In recent work of further global significance, Dr Nicholson has been studying the impacts of COVID-19. He was principal investigator on an NIHR-funded international consensus study, in collaboration with the World Health Organization, which identified a set of core outcomes and measures for Long COVID that are now recommended for use in future research and clinical practice worldwide. Together with Dr Tom Pollak, he led the UK’s psychiatric surveillance study for COVID-19 complications via the RCPsych faculty of Neuropsychiatry as part of the CoroNerve study. He also led neuropsychiatric aspects of the £3.2 million MRC-funded COVID-CNS study – the largest study of the mechanisms of neurological and psychiatric complications of COVID-19, co-led by Professor Gerome Breen.

During the first months of the pandemic, he developed a new weekly blog on the Journal of Neurology Neurosurgery and Psychiatry website in collaboration with Dr Matt Butler. The blog is a hub of evidence on the neurological and psychiatric complications of COVID-19. This grew to an international team of over 50 people identifying and summarising the rapidly emerging evidence for the global neuroscience community in response to this novel virus which is now known to have a wide variety of impacts on the brain and mind.
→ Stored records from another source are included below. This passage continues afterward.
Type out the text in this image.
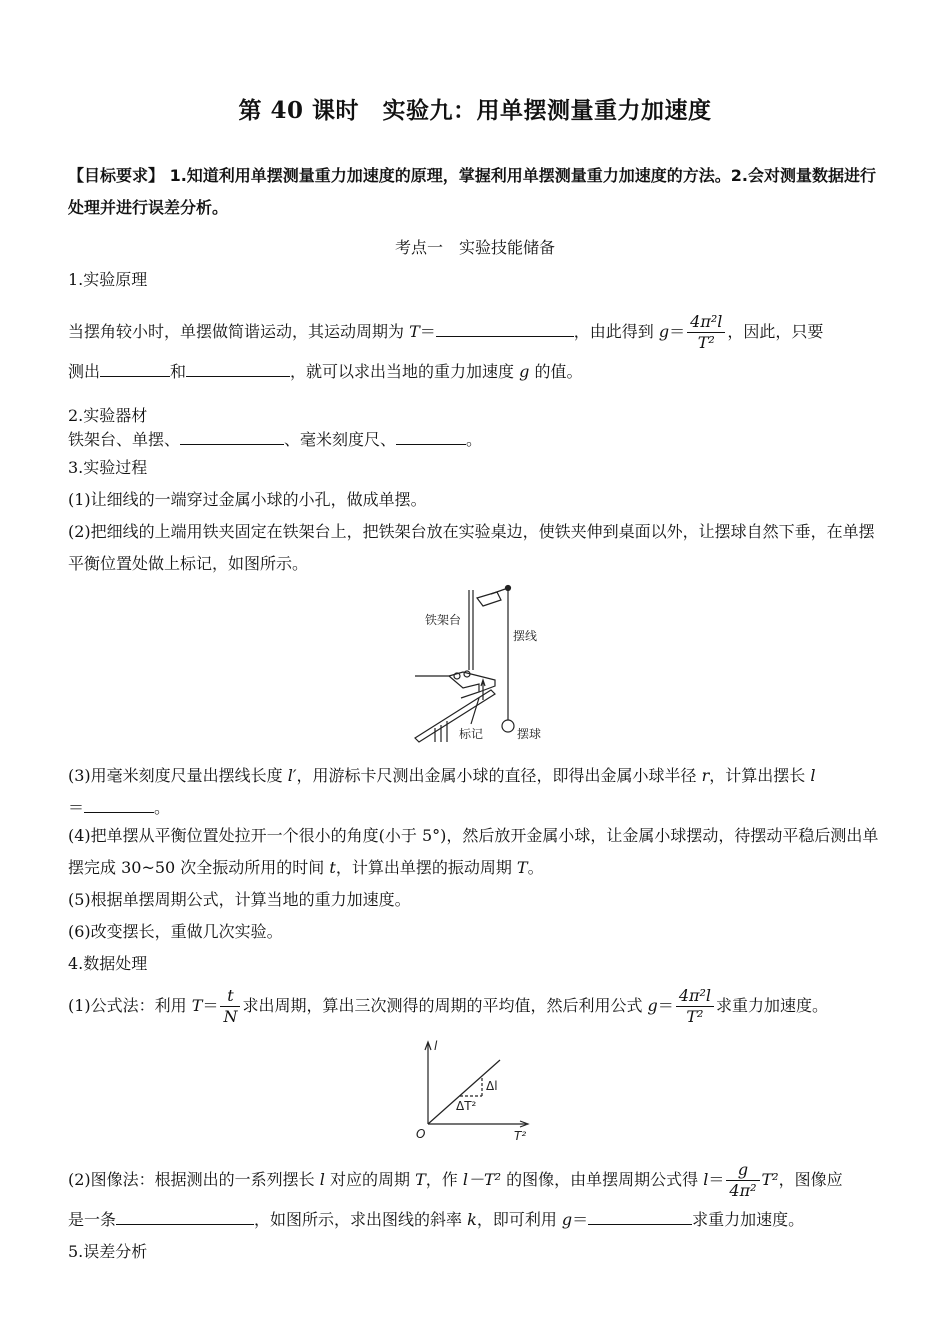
第 40 课时　实验九：用单摆测量重力加速度
【目标要求】 1.知道利用单摆测量重力加速度的原理，掌握利用单摆测量重力加速度的方法。2.会对测量数据进行处理并进行误差分析。
考点一　实验技能储备
1.实验原理
当摆角较小时，单摆做简谐运动，其运动周期为 T＝	，由此得到 $g= \frac{\text{4π²l}}{\text{T²}}$ ，因此，只要
测出	和	，就可以求出当地的重力加速度 g 的值。
2.实验器材
铁架台、单摆、	、毫米刻度尺、	。
3.实验过程
(1)让细线的一端穿过金属小球的小孔，做成单摆。
(2)把细线的上端用铁夹固定在铁架台上，把铁架台放在实验桌边，使铁夹伸到桌面以外，让摆球自然下垂，在单摆平衡位置处做上标记，如图所示。
铁架台
摆线
标记	摆球
(3)用毫米刻度尺量出摆线长度 l′，用游标卡尺测出金属小球的直径，即得出金属小球半径 r，计算出摆长 l
＝	。
(4)把单摆从平衡位置处拉开一个很小的角度(小于 5°)，然后放开金属小球，让金属小球摆动，待摆动平稳后测出单摆完成 30~50 次全振动所用的时间 t，计算出单摆的振动周期 T。
(5)根据单摆周期公式，计算当地的重力加速度。
(6)改变摆长，重做几次实验。
4.数据处理
(1)公式法：利用 $T= \frac{t}{N}$ 求出周期，算出三次测得的周期的平均值，然后利用公式 $g= \frac{\text{4π²l}}{\text{T²}}$ 求重力加速度。
l
T²
O
Δl
ΔT²
(2)图像法：根据测出的一系列摆长 l 对应的周期 T，作 l－T² 的图像，由单摆周期公式得 $l= \frac{g}{\text{4π²}} T^2$，图像应
是一条	，如图所示，求出图线的斜率 k，即可利用 g＝	求重力加速度。
5.误差分析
The team, increasingly led by trainees and early career researchers, are now pivoting to developing Neuropsychiatry.net – an innovative global neuropsychiatry education initiative.

Several other King’s researchers and teams were shortlisted for awards:

  • Dr Katherine Beck, Clinical Lecturer at the IoPPN, was shortlisted for Higher Psychiatric Trainee of the Year.
  • The Severe Mental Illness and European COVID-19 Vaccination Strategies Team, involving Dr Alessandra Borsini, Professor Carmine Pariante and Professor Paolo Fusar-Poli from the IoPPN, was shortlisted for the Psychiatric Global Health Contributor of the Year.
  • King’s Psychiatry Society was shortlisted for PsychSoc of the Year.